Но что проку сожалеть о прошлом – главное, что теперь собака у меня была.
Пес доверял мне с первой минуты нашего знакомства. Он лежал в корзине, не в силах пошевелиться, но его глаза говорили мне: я знаю, ты не причинишь мне зла. Эти глаза, уже любящие, неотрывно следили за каждым моим движением, и я понимала, что он будет предан мне до последнего вздоха. Надо было придумать ему имя. Как же его назвать? И тут я вспомнила, что сегодня пятница, и решила: так его и назову, пусть он будет моим Пятницей.
К утру стало ясно, что Пятница твердо стоит на пути к выздоровлению. Я с нетерпением ожидала визита Габриеля, ибо теперь, когда мои волнения по поводу собаки немного улеглись, мысли мои стали все чаще возвращаться к человеку, разделившему со мной это необычное приключение. Все утро я прождала напрасно и с огорчением подумала, что, должно быть, он уже забыл о нас. Мне же очень хотелось еще раз выразить ему свою благодарность, ведь я не сомневалась, что Пятница обязан жизнью его своевременному появлению.
Габриель приехал в четвертом часу. Я была в своей комнате с Пятницей, когда во дворе раздался стук копыт. Уши Пятницы приподнялись, хвост дернулся, словно он почувствовал приближение своего второго спасителя.
Я осторожно выглянула в окно, стараясь, чтобы снизу меня не было видно. Габриель был, безусловно, красив, но красота его была не по-йоркширски тонкой и благородной. В нем чувствовался аристократизм. Собственно, я отметила это еще вчера, но сегодня начала сомневаться: уж не показался ли он мне столь благородным по контрасту с хозяйкой Пятницы.
Я поторопилась спуститься вниз, ибо не хотела, чтобы Габриеля встретил недостойный его прием. На мне было темно-синее бархатное платье – мое лучшее, ведь я ждала гостя, – косы я уложила венцом вокруг головы.
Сбежав с крыльца, я встретила подъехавшего к дому Габриеля. Он снял шляпу и приветствовал меня жестом, который Фанни, без сомнения, назвала бы «дурацким», но который мне показался верхом изящества и учтивости.

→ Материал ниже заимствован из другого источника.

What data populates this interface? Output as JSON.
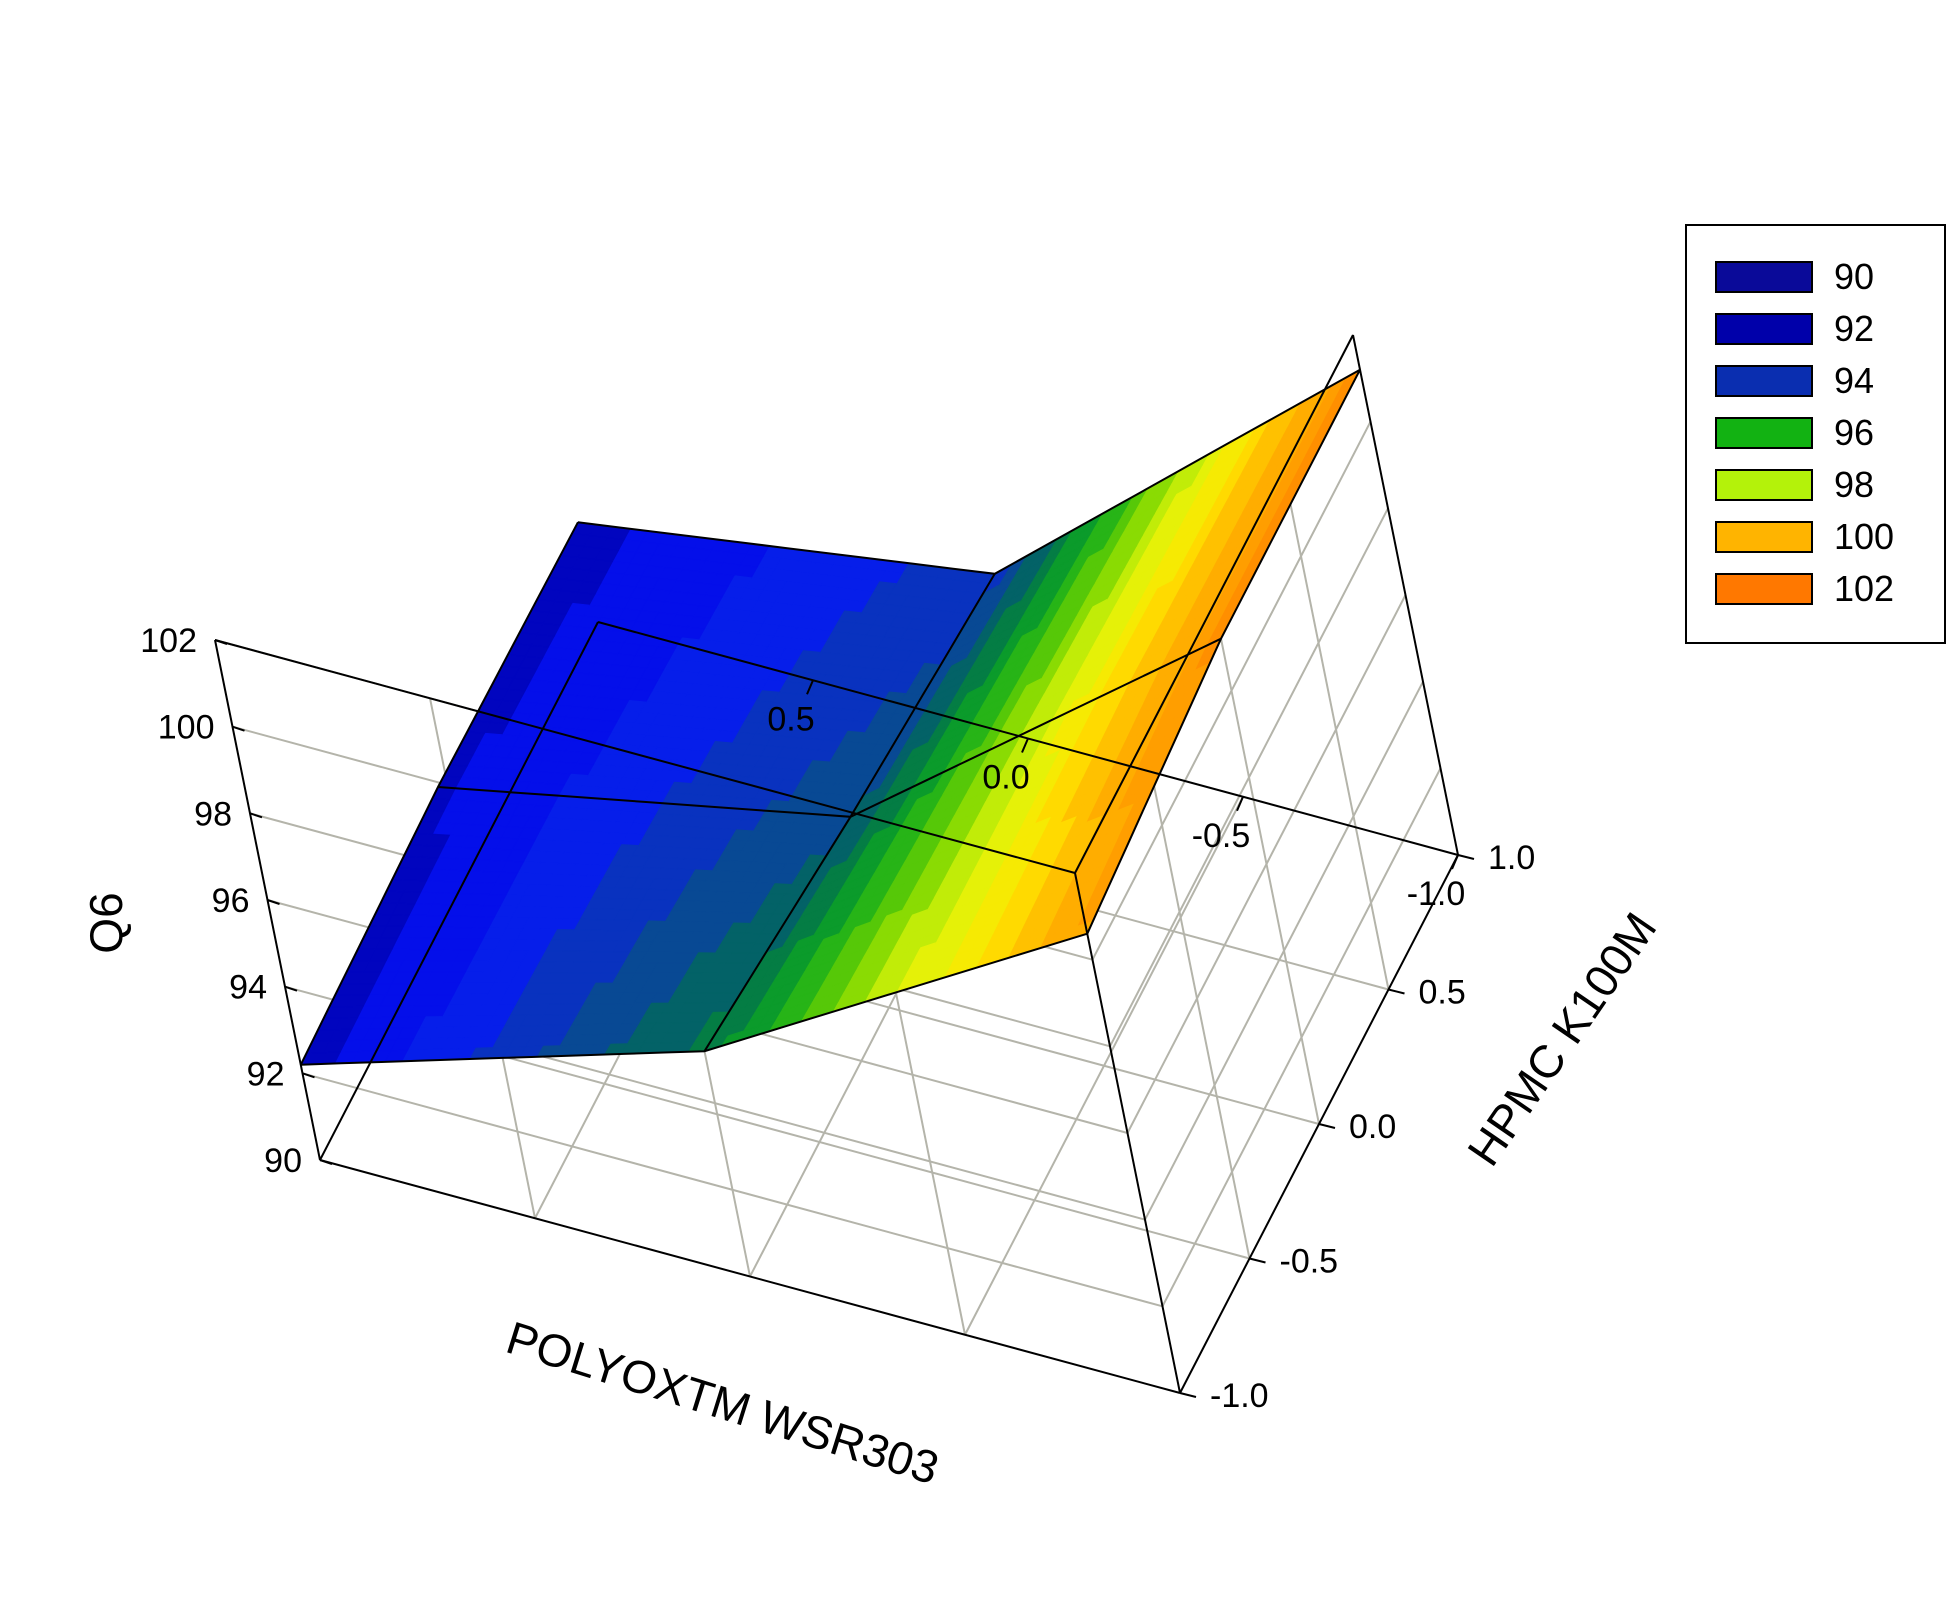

– Вы все-таки приехали! – воскликнула я. – Пятница поправляется. Я окрестила его так в честь дня, когда он был найден.
Габриель слез с лошади, и в этот момент появилась Мэри. Я велела ей позвать конюха и проследить, чтобы он позаботился о лошади.
– Входите же, – пригласила я Габриеля, и когда он ступил в холл, наш дом показался мне светлее.
– Пойдемте в гостиную, – предложила я, – я позвоню, чтобы нам подали чай.
Поднимаясь по лестнице, я дала Габриелю полный отчет в том, как заботилась о Пятнице.
– Я схожу наверх и принесу его. Вы сами увидите, как он окреп.
В гостиной я раздвинула шторы и подняла жалюзи. Комната сразу оживилась, – а может, причиной тому было присутствие Габриеля. Он уселся в кресло, улыбнулся мне, и по выражению его лица я поняла, что в синем бархатном платье, аккуратно причесанная я сильно отличаюсь от той девушки в амазонке, которую он видел вчера.
– Я рад, что вам удалось спасти его. – На самом деле это ваша заслуга. Мои слова явно были ему приятны.
На звонок в гостиную прибежала Дженет.